The Hard Cel

Maybe they don’t have anything better to do? When the Japanese government reconvenes in Tokyo, a multi-party group of MPs promises to present a new bill that calls for the establishment of a Media Arts Centre that will preserve the core materials of Japanese animation. It turns out that some people are worried that horrible foreigners are ram-raiding the Japanese arts, carting off truckloads of cels and manga sketches, and depriving the Japanese people of their rightful heritage.

Wait a minute… are these the same anime cels that were previously regarded by the studios as “industrial waste”, impossible to dispose of amid ever-escalating government green initiatives, and on one occasion surreptitiously buried in the back yard of a studio that had no space for them? They’re not even a thing any more, since Japanese animation for the last 20 years has been largely a digital affair, even if it looks like it’s drawn on cels. Why on Earth would Japanese politicians suddenly start agitating about something that they literally couldn’t give away in the past? The first notable exodus abroad being the flogging off of all the Akira materials in one big shipping container, to Streamline Pictures, who handed them out as extras to people who bought the video.
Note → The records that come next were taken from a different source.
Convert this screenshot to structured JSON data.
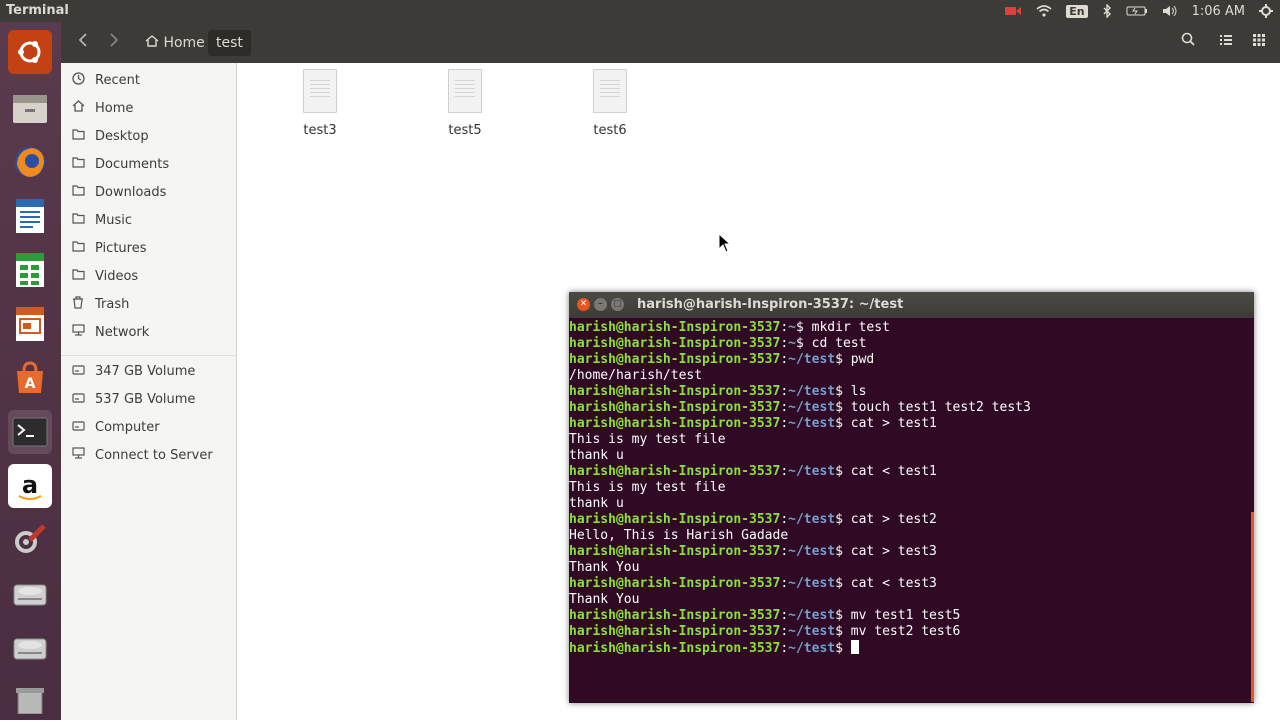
{
  "top_panel": {
    "title": "Terminal",
    "time": "1:06 AM",
    "lang": "En",
    "icons": [
      "camera-icon",
      "wifi-icon",
      "language-icon",
      "bluetooth-icon",
      "battery-icon",
      "volume-icon",
      "gear-icon"
    ]
  },
  "launcher": {
    "items": [
      "ubuntu-icon",
      "files-icon",
      "firefox-icon",
      "writer-icon",
      "calc-icon",
      "impress-icon",
      "software-center-icon",
      "terminal-icon",
      "amazon-icon",
      "settings-icon",
      "disk-icon",
      "disk-icon",
      "trash-icon"
    ]
  },
  "header": {
    "crumbs": [
      "Home",
      "test"
    ],
    "back_icon": "‹",
    "forward_icon": "›"
  },
  "sidebar": {
    "places": [
      "Recent",
      "Home",
      "Desktop",
      "Documents",
      "Downloads",
      "Music",
      "Pictures",
      "Videos",
      "Trash",
      "Network"
    ],
    "devices": [
      "347 GB Volume",
      "537 GB Volume",
      "Computer",
      "Connect to Server"
    ]
  },
  "files": [
    "test3",
    "test5",
    "test6"
  ],
  "terminal": {
    "title": "harish@harish-Inspiron-3537: ~/test",
    "prompt_user": "harish@harish-Inspiron-3537",
    "lines": [
      {
        "type": "cmd",
        "path": "~",
        "text": "mkdir test"
      },
      {
        "type": "cmd",
        "path": "~",
        "text": "cd test"
      },
      {
        "type": "cmd",
        "path": "~/test",
        "text": "pwd"
      },
      {
        "type": "out",
        "text": "/home/harish/test"
      },
      {
        "type": "cmd",
        "path": "~/test",
        "text": "ls"
      },
      {
        "type": "cmd",
        "path": "~/test",
        "text": "touch test1 test2 test3"
      },
      {
        "type": "cmd",
        "path": "~/test",
        "text": "cat > test1"
      },
      {
        "type": "out",
        "text": "This is my test file"
      },
      {
        "type": "out",
        "text": "thank u"
      },
      {
        "type": "cmd",
        "path": "~/test",
        "text": "cat < test1"
      },
      {
        "type": "out",
        "text": "This is my test file"
      },
      {
        "type": "out",
        "text": "thank u"
      },
      {
        "type": "cmd",
        "path": "~/test",
        "text": "cat > test2"
      },
      {
        "type": "out",
        "text": "Hello, This is Harish Gadade"
      },
      {
        "type": "cmd",
        "path": "~/test",
        "text": "cat > test3"
      },
      {
        "type": "out",
        "text": "Thank You"
      },
      {
        "type": "cmd",
        "path": "~/test",
        "text": "cat < test3"
      },
      {
        "type": "out",
        "text": "Thank You"
      },
      {
        "type": "cmd",
        "path": "~/test",
        "text": "mv test1 test5"
      },
      {
        "type": "cmd",
        "path": "~/test",
        "text": "mv test2 test6"
      },
      {
        "type": "cmd",
        "path": "~/test",
        "text": "",
        "cursor": true
      }
    ]
  },
  "colors": {
    "panel": "#3c3b37",
    "terminal_bg": "#300a24",
    "prompt_user": "#8ae234",
    "prompt_path": "#729fcf",
    "accent": "#e95420"
  }
}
You could, of course, argue that it’s a tardy appreciation of the value of animation cels as art, and as a crucial, ineffable element of Japan’s artistic heritage. For reasons to do with intellectual property law, the cels can’t just be scanned into a computer, so they have to be physically stored somewhere if someone wants to preserve them. But why preserve them at all? Or rather, why now?
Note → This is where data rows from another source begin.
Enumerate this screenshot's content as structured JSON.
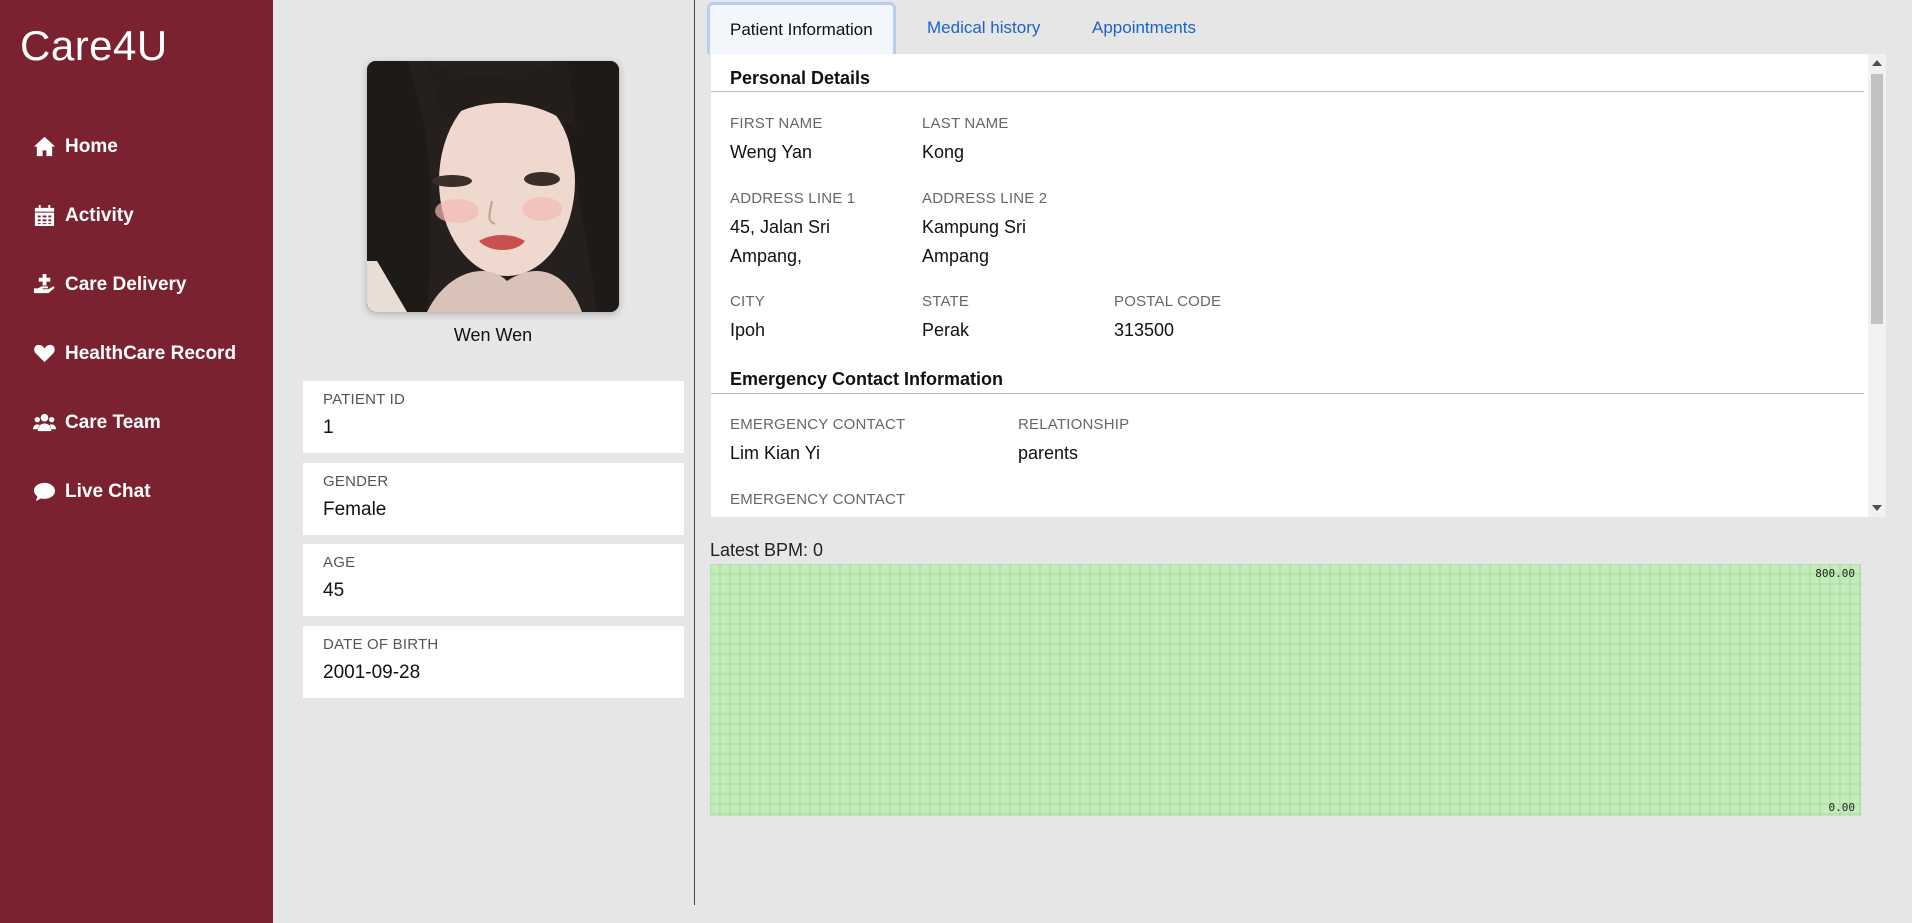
{
  "app": {
    "brand": "Care4U"
  },
  "sidebar": {
    "items": [
      {
        "label": "Home",
        "icon": "home-icon"
      },
      {
        "label": "Activity",
        "icon": "calendar-icon"
      },
      {
        "label": "Care Delivery",
        "icon": "hand-holding-medical-icon"
      },
      {
        "label": "HealthCare Record",
        "icon": "heart-icon"
      },
      {
        "label": "Care Team",
        "icon": "users-icon"
      },
      {
        "label": "Live Chat",
        "icon": "chat-bubble-icon"
      }
    ]
  },
  "profile": {
    "name": "Wen Wen",
    "cards": [
      {
        "label": "Patient ID",
        "value": "1"
      },
      {
        "label": "Gender",
        "value": "Female"
      },
      {
        "label": "Age",
        "value": "45"
      },
      {
        "label": "Date of Birth",
        "value": "2001-09-28"
      }
    ]
  },
  "tabs": [
    {
      "label": "Patient Information",
      "active": true
    },
    {
      "label": "Medical history",
      "active": false
    },
    {
      "label": "Appointments",
      "active": false
    }
  ],
  "personal_details": {
    "title": "Personal Details",
    "first_name_label": "First Name",
    "first_name": "Weng Yan",
    "last_name_label": "Last Name",
    "last_name": "Kong",
    "address1_label": "Address Line 1",
    "address1_l1": "45, Jalan Sri",
    "address1_l2": "Ampang,",
    "address2_label": "Address Line 2",
    "address2_l1": "Kampung Sri",
    "address2_l2": "Ampang",
    "city_label": "City",
    "city": "Ipoh",
    "state_label": "State",
    "state": "Perak",
    "postal_label": "Postal Code",
    "postal": "313500"
  },
  "emergency": {
    "title": "Emergency Contact Information",
    "contact_label": "Emergency Contact",
    "contact": "Lim Kian Yi",
    "relationship_label": "Relationship",
    "relationship": "parents",
    "contact2_label": "Emergency Contact"
  },
  "bpm": {
    "label": "Latest BPM: 0",
    "y_max_label": "800.00",
    "y_min_label": "0.00",
    "colors": {
      "background": "#c4ecba",
      "grid": "#8fc98a"
    }
  },
  "chart_data": {
    "type": "line",
    "title": "",
    "ylim": [
      0,
      800
    ],
    "tick_labels": [
      "800.00",
      "0.00"
    ],
    "series": [],
    "grid": true
  }
}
Maybe it has something to do with that “Media Arts Centre”, which long-term readers of this column may recall was first mooted during the Taro Aso administration in 2009, as a $120 million white elephant to celebrate all that Cool Japan content we keep hearing about. As I observed all those years ago, it wasn’t all that clear what the Media Arts Centre would actually do; maybe this new initiative is a desperate attempt to give it some purpose as a big… bin… full of the stuff the studios used to throw away, built just around the time that the 1980s animation generation, the last to work with actual cels, are retiring, downsizing, and looking to sell off their archives to the nearest customer.

Jonathan Clements is the author of Anime: A History. This article first appeared in NEO #173, 2018.